President Donald Trump says the United States will withdraw troops from Syria "very soon".
Speaking at a joint news conference with leaders of the Baltic nations, Trump also suggested that Saudi Arabia may pay for USA troops if it wants them to stay in Syria. "That is our mission, and our mission isn't over, and we are going to complete that mission", McGurk said.
U.S. Master Sgt. Johnathan Dunbar was working with coalition forces "conducting a mission to kill or capture a known ISIS member when they were struck by an improvised explosive device" in the city of Manbij, Pentagon spokesman Maj.
"We'll be making a decision very quickly, in coordination with others in the area, as to what we'll do", the president said.
Trump's remarks follow comments last week when he vowed US forces would shortly quit Syria, a position at odds with establishment doctrine that a premature pullout from the war-torn nation would have far-reaching negative consequences.

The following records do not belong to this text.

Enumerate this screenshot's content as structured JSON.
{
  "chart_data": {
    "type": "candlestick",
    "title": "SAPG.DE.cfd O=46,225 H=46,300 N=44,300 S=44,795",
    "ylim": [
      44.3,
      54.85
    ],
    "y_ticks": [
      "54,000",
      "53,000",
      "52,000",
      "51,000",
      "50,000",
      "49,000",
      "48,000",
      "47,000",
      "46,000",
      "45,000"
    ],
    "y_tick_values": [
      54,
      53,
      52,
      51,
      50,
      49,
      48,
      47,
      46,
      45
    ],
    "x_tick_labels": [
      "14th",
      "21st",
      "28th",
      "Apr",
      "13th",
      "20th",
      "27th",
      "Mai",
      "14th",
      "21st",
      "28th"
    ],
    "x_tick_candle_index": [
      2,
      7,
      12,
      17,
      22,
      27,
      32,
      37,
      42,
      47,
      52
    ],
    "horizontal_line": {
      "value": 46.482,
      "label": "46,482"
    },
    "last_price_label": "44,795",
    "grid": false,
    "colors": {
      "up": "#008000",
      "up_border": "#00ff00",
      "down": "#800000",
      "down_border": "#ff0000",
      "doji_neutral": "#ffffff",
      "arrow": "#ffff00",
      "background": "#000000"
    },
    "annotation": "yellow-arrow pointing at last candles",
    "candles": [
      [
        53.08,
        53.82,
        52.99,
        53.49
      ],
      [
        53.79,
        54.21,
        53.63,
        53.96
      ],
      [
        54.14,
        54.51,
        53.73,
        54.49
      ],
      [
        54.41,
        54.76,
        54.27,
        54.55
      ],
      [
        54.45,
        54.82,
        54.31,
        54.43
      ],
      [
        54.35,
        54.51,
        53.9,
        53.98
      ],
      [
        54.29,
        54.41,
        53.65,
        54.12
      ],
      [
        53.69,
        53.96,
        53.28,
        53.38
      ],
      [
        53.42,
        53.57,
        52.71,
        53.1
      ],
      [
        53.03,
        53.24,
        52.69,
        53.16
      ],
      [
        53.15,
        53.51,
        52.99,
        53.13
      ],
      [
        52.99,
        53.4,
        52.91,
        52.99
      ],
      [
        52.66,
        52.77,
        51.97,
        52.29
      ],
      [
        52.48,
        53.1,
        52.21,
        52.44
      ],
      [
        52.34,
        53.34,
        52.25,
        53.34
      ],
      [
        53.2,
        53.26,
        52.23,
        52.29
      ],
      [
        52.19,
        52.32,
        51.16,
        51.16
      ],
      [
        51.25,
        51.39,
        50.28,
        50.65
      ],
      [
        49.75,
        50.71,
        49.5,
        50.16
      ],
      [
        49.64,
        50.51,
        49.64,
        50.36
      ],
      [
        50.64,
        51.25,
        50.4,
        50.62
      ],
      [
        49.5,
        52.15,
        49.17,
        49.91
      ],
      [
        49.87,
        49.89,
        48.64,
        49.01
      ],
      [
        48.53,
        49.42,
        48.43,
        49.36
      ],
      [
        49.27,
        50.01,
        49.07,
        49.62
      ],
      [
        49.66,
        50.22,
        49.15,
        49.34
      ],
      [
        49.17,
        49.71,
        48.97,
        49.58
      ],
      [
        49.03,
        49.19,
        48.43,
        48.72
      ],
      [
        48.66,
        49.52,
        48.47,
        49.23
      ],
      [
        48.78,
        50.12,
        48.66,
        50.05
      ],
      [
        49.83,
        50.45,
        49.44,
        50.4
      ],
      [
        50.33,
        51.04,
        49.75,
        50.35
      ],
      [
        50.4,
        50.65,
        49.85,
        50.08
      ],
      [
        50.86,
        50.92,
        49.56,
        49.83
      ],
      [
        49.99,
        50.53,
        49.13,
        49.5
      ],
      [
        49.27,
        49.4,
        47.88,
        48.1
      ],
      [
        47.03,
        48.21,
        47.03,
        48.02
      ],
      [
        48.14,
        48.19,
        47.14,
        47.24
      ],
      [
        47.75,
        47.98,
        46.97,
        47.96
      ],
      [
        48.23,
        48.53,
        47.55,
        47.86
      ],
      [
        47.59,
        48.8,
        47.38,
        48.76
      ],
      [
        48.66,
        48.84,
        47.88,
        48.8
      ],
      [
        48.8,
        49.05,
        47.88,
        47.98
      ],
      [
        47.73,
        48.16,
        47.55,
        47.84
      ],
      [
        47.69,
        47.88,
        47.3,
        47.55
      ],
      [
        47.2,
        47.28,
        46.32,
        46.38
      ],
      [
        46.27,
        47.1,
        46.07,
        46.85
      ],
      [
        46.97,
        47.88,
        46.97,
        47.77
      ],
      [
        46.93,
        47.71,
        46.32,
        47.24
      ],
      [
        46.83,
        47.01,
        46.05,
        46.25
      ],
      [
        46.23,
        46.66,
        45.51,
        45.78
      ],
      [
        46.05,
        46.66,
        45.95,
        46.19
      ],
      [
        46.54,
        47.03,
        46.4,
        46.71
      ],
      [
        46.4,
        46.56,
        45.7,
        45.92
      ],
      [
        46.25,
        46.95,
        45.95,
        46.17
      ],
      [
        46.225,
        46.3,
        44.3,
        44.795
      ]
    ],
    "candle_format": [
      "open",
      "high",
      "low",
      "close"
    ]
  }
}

He said that no final decision has been made, however.
Last rebel group starts leaving Syria's Eastern Ghouta: state media
State media say 41,000 people have also been evacuated to Idlib under deals between Ahrar al-Sham and Faylaq al-Rahman. The Syrian army last week warned the insurgents to surrender or face a military assault to drive them out.
"I want to get out, I want to bring the troops back home, I want to start rebuilding our nation", Trump said Tuesday during a news conference at the White House with leaders of Baltic nations. "It's a disgusting thing".
Trump said he would consult with allies and suggested that Saudi Arabia might pay the bill for US troops being there.
That effort that has been slowed as US -backed Kurdish fighters shift their focus away from Islamic State toward a Turkish offensive against Kurdish allies elsewhere in Syria's complex, multi-pronged civil war, now in its eighth year. Leaving Syria too soon has raised concerns among some officials of a possible ISIS resurgence in the country. Last week during an event in OH, the president also mentioned the idea.
"The larger strategic mistake is thinking that the continued presence of U.S. forces is going to produce stability", said Andrew Bacevich, professor emeritus of worldwide relations and history at Boston College and a retired Army colonel. Since 20 September, 2014, when operations in Syria began, the United States has spent an average of $14.3 million a day on operations there and in neighboring Iraq, according to the Pentagon.